If you’re Kyle Matsuba, you put your research into practice and go to the post-conflict region of northern Uganda to launch a social emotional learning and mindfulness program in primary schools.

“Since the war, the area remains impoverished,” said Matsuba, a psychology instructor at Kwantlen Polytechnic University (KPU). “Kids struggle to get enough to eat and pay school fees, and are often abused. We are working on making schools safer and more enriching environments in which to learn and grow.”

Less than a decade ago, a civil war was taking place between the Uganda government and the Lord’s Resistance Army (LRA), an extremist rebel group known for kidnapping kids and turning them into child soldiers. The long-term effects of that conflict on the region and the damage it inflicted, in particular, on youth was especially troubling to Matsuba. Enough so that he applied his theoretical research into real-world practice and it is making a difference.

After implementing a mindfulness program in Uganda for over two school years, Matsuba has found significant improvement in Grade 5-7 students’ empathy and prosocial behaviour, as well as significant decreases in their depressive symptoms.

“I’m optimistic because of recent results,” said Matsuba. MindUP, a program developed in the U.S. by the (Goldie) Hawn Foundation, “is proving instrumental in helping extremely at-risk children in northern Uganda. The practice is replicable, which could mean hope for children in other post-conflict areas.”

Matsuba is an expert in moral personality and at-risk children living in urban poverty.

His research identifies personality factors associated with volunteering and individuals engaged in extraordinary endeavours. He also studies the lives of at-risk youth and the changes in their well-being after participating in intervention programs.

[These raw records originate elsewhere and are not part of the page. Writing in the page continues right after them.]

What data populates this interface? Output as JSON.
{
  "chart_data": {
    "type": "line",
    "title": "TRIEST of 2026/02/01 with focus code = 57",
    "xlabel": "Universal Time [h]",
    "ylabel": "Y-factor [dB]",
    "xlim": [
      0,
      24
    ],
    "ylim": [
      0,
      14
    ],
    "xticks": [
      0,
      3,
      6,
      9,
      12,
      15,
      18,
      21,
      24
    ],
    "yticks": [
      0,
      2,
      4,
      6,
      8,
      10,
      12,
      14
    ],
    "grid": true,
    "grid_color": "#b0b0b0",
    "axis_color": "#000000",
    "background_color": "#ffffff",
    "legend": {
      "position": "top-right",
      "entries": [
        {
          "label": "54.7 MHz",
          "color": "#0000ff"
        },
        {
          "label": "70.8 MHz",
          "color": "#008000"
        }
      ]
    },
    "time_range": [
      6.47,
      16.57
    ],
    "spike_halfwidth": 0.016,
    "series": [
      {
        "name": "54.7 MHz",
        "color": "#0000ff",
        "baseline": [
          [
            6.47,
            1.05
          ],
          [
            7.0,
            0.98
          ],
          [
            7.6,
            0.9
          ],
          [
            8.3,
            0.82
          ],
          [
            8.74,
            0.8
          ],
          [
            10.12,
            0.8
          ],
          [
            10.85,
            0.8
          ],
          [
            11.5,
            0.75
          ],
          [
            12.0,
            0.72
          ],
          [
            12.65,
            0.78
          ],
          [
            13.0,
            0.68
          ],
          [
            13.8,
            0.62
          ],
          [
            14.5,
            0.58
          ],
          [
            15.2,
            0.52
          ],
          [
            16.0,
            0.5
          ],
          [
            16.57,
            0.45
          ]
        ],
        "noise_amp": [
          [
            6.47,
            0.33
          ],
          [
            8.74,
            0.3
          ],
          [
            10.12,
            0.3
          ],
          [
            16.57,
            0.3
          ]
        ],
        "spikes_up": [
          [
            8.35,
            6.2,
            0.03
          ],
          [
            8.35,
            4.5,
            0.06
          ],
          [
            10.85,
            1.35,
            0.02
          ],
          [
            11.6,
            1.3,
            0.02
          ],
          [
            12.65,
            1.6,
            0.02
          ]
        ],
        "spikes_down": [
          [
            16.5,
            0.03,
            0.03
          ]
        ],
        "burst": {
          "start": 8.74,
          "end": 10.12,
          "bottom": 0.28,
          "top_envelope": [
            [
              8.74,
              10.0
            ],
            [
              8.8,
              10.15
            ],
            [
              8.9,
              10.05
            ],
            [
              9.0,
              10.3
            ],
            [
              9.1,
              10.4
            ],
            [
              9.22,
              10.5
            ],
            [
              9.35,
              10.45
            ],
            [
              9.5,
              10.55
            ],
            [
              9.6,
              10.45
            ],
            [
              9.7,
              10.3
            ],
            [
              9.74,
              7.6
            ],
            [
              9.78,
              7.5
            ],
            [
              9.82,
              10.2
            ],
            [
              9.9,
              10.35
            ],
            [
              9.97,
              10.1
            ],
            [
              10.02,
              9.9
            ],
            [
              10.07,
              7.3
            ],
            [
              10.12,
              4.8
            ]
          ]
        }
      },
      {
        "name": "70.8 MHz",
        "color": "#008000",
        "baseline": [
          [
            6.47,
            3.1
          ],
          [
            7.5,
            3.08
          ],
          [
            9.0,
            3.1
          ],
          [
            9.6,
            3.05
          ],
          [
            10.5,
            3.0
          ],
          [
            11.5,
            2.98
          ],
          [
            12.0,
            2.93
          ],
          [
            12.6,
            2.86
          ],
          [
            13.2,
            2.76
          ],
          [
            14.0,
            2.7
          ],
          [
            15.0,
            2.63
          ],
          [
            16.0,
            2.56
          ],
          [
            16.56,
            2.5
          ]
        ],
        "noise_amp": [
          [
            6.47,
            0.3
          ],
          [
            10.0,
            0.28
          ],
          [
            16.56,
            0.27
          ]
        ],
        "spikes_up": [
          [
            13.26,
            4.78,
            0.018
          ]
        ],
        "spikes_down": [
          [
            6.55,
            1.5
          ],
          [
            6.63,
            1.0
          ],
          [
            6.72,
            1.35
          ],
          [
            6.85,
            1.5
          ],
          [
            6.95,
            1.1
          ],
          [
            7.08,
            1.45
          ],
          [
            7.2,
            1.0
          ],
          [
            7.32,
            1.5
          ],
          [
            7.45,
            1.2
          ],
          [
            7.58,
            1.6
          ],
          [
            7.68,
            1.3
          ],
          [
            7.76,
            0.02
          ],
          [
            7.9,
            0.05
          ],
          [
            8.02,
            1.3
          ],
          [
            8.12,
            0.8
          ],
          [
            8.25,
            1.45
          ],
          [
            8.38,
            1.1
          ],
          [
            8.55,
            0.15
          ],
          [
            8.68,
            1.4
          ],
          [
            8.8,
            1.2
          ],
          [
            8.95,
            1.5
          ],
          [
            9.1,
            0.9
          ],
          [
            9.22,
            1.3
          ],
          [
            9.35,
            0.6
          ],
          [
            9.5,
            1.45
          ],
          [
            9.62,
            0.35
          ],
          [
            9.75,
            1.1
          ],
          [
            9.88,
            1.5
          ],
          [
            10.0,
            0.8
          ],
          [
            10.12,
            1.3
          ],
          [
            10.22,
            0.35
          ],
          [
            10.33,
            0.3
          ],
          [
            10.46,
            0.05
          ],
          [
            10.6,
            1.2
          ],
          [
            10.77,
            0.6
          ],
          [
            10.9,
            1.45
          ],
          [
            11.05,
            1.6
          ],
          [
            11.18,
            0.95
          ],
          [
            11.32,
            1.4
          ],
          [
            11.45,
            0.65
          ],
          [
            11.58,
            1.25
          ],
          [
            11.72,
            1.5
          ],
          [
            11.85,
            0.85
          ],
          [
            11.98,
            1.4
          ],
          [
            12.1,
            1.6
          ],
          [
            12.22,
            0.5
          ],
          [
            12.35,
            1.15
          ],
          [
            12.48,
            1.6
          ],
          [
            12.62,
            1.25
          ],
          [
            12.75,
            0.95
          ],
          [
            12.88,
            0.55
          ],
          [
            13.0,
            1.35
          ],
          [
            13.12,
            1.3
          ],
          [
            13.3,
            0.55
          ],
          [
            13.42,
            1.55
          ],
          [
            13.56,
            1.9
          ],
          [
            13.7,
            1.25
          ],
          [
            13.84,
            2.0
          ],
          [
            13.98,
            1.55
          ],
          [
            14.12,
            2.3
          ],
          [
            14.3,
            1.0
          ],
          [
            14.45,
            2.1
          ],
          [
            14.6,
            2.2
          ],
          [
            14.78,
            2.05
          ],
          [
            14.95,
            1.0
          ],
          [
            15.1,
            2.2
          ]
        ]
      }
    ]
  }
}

Matsuba’s efforts with Ugandan children are being recognized with the 2016 Good Work Award (GWA) by the Association for Moral Education, an international forum that emphasizes self-reflective educational practices that value the worth and dignity of people as moral agents.

“He brings the program to a place where children are clearly in need of support in improving their well-being – a place that is not the most comfortable and easy to work in, to use an understatement, is the reason for the GWA committee to regard Matsuba as the eligible award winner,” wrote Doret de Ruyter, chair of the GWA committee.

The Good Work Award will be presented at Harvard University during the AME’s annual conference Dec. 8-11.